= Brewster Ghiselin =

American writer (1903–2002)

Brewster Ghiselin (June 13, 1903 - June 11, 2002) was an American poet and academic.

Ghiselin was born in Webster Groves, Missouri, a suburb of St. Louis. The family home is at 29 Jefferson Road, now designated as a historic landmark. At the age of sixteen, he moved to California, where he lived until 1934. He lived just north of San Francisco, graduating from Tamalpais High School in 1922.

After high school, He enrolled at University of California, Berkeley. While there, he would commute two hours by train and ferry. Ghiselin said about commuting "I learned the look and feel of dawn and night on the Bay water." Ghiselin thought he wanted to be a painter, but was unhappy with his art teachers, dropping out the middle of his freshman year. He went to work for the San Anselmo Herald and the San Francisco Bulletin. Looking for something more than the "stream of daily news", he enrolled at UCLA, again taking up Art. He said, ... "Art [which] taught me a lot about writing."
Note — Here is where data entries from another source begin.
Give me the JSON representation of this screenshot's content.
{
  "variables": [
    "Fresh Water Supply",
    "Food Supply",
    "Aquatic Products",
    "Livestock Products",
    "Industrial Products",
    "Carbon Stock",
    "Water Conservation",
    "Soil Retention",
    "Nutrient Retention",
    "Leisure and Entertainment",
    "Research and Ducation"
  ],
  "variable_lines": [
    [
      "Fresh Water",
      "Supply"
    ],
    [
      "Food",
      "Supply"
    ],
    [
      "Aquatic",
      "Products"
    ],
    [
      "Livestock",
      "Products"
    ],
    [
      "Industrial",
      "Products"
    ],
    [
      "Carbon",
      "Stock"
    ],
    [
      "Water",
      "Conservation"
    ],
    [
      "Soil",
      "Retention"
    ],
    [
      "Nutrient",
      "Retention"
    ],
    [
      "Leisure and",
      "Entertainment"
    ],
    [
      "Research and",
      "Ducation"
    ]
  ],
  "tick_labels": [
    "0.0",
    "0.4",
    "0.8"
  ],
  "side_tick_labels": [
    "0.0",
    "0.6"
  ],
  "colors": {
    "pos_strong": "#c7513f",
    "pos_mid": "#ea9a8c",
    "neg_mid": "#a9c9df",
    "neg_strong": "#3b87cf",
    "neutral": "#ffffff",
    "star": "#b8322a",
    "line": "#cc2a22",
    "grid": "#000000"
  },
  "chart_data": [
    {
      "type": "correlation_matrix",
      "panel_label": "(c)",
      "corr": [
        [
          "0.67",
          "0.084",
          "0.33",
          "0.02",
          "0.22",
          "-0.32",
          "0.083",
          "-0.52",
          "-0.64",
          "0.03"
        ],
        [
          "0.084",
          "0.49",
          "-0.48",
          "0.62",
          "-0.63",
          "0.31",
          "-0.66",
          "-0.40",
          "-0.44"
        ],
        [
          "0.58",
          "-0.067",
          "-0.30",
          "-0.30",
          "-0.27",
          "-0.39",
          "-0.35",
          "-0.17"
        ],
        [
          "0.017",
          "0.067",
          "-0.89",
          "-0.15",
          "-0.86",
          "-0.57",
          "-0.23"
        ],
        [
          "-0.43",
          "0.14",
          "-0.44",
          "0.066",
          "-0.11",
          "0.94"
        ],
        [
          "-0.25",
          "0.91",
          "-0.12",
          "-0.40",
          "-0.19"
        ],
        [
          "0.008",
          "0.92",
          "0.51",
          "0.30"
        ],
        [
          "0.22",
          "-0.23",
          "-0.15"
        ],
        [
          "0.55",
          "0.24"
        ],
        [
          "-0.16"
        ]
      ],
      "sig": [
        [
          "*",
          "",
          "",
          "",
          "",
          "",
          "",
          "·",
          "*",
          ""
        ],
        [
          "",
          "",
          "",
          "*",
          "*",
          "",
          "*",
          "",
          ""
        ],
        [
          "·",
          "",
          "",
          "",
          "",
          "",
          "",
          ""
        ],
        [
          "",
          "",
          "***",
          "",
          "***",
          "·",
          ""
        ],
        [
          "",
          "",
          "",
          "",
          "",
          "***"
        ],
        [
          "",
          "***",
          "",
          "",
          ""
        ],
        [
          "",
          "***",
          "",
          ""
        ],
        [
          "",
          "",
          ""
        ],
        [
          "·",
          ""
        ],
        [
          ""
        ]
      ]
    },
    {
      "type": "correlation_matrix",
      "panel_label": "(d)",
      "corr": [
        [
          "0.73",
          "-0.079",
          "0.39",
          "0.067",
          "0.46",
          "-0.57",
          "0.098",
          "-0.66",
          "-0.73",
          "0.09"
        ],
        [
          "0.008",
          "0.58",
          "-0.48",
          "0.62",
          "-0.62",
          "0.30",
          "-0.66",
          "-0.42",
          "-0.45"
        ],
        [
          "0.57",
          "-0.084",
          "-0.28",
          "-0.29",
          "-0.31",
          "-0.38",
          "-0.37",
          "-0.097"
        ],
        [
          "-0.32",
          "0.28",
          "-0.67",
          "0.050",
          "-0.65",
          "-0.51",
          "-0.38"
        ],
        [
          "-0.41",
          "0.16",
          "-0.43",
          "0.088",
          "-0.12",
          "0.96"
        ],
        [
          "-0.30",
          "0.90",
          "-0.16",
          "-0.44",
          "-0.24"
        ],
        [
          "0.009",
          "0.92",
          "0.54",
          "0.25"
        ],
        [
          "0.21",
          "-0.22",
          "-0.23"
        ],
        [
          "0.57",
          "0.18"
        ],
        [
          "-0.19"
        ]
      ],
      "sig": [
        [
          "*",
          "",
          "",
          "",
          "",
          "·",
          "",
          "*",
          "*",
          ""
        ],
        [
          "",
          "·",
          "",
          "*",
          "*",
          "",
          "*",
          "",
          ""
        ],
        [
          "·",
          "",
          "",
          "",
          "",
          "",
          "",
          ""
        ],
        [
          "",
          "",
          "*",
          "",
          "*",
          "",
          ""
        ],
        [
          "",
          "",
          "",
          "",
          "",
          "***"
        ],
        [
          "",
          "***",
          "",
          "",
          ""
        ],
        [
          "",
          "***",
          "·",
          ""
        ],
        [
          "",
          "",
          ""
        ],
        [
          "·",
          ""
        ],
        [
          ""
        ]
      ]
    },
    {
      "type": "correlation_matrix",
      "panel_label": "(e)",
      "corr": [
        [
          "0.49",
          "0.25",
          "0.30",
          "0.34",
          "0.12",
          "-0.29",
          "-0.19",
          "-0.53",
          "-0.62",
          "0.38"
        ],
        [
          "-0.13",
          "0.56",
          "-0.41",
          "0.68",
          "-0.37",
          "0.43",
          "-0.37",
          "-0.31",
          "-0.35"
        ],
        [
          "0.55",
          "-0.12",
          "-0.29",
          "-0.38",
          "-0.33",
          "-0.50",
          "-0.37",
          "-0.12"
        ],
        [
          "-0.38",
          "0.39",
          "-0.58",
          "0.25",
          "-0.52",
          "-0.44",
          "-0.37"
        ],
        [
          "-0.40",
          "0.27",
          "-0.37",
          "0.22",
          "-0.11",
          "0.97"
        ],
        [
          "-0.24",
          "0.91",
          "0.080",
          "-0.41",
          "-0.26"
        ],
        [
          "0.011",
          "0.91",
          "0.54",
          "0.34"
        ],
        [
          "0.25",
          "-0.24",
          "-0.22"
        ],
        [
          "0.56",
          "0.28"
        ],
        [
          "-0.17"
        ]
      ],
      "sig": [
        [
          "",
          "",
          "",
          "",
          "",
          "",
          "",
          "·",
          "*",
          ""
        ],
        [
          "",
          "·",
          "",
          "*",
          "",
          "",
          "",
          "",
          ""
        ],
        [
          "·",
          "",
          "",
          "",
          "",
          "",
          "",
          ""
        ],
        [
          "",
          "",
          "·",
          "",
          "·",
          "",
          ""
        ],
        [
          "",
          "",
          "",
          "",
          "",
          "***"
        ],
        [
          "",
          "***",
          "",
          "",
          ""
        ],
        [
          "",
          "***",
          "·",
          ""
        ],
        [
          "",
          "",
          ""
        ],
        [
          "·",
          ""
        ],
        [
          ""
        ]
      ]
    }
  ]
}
Achieving an M.A. in English, he went on to Oxford University, for further study. While at Oxford, he sought out D. H. Lawrence, finding him at the hotel Beau Rivage, in France. After his meeting with Lawrence, he wrote a great deal of poetry that remained unpublished for six or seven years.

Then in 1929 he became a member of the English faculty at the University of Utah, where he taught English. Finding the intellectual climate in Utah rather "chilling", he secured a job at Berkeley, where he and his wife Olive lived.

In 1933 during the depression, he was out of a job. His mother had died in Laguna Beach, facilitating a move to her home. Together with scholar, Alfred Young Fisher, husband of M. F. K. Fisher, they organized the "Emergency Education Program" earning $27.00 a month teaching night classes at the local High School.

He was lured back to the University of Utah where he began teaching a course, in 1941, called "The Creative Process". This was the beginning of the making of the Utah Writer's Conference. He was responsible for creating the Utah Writer's Conference in 1947, where he remained its director until 1966.

He published Against the Circle in 1946. The poem "Rattlesnake" from this book of poems is mentioned in Richard Hugo's Triggering Town, a book of lectures and essays on the writing of poetry. In 1970, he published the book Country of the Minotaur, a compilation of many of his poems.

In 1952, Ghiselin edited The Creative Process, a symposium of the writings of some thirty-eight men and women, including Katherine Anne Porter, Albert Einstein, Vincent van Gogh, D. H. Lawrence, etc., on the creative process.